The Forecaddie: Why should we believe R&A and USGA on hitting distance?

Dean Mouhtaropoulos/Getty Images

The Forecaddie: Why should we believe R&A and USGA on hitting distance?

Forecaddie

The Forecaddie: Why should we believe R&A and USGA on hitting distance?

The Forecaddie is confused after going through some 2017 notes. Last February, the R&A and U.S. Golf Association produced a distance report which said: “Between 2003 and the end of the 2016 season, average driving distance on five of the seven tours has increased by approximately 1.2 percent, around 0.2 yards per year.”

Are these the same governing bodies who said in recent weeks that hitting distance is a problem in the modern game?

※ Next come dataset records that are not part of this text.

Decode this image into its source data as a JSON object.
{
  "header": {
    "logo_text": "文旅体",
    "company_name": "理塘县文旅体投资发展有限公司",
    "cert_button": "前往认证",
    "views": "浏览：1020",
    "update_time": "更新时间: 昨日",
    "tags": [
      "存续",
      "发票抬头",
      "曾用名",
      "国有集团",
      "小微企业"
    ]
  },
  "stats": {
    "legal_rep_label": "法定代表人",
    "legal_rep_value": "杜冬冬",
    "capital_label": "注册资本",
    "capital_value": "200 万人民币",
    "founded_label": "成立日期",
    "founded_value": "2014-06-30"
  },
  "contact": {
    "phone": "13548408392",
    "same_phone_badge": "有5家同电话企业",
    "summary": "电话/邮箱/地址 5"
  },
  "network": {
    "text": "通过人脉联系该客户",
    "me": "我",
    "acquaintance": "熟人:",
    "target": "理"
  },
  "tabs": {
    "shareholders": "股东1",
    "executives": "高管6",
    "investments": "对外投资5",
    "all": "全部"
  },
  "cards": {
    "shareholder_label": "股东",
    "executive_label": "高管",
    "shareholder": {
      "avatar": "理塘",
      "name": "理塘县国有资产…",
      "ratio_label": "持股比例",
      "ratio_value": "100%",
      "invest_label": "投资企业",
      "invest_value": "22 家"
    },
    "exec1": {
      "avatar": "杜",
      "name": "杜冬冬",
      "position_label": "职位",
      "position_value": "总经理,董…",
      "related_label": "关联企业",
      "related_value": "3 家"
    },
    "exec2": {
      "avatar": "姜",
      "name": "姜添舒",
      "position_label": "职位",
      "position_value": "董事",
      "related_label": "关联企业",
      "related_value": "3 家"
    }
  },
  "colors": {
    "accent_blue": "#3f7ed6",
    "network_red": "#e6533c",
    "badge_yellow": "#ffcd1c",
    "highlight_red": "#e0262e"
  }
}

Indeed they are.

“There has been a significant move up across all tours,” R&A chief executive Martin Slumbers said last week. “We’re looking at the longest on record average driving distance. It’s caused us as well as our colleagues at the USGA serious concern. 

“We had talked for a number of years about slow creep. This is a little bit more than slow creep. It’s actually quite a big jump.”

Those comments echoed similar comments from USGA boss Mike Davis.

“We do not think that distance is necessarily good for the game,” he said. 

The Man Out Front calls time out. Last year there wasn’t a problem and this year there is. What on earth’s going on? 

Slumbers said last week that a line in the sand had been crossed. You have to wonder how fixed that line actually was/is given the contradicting evidence.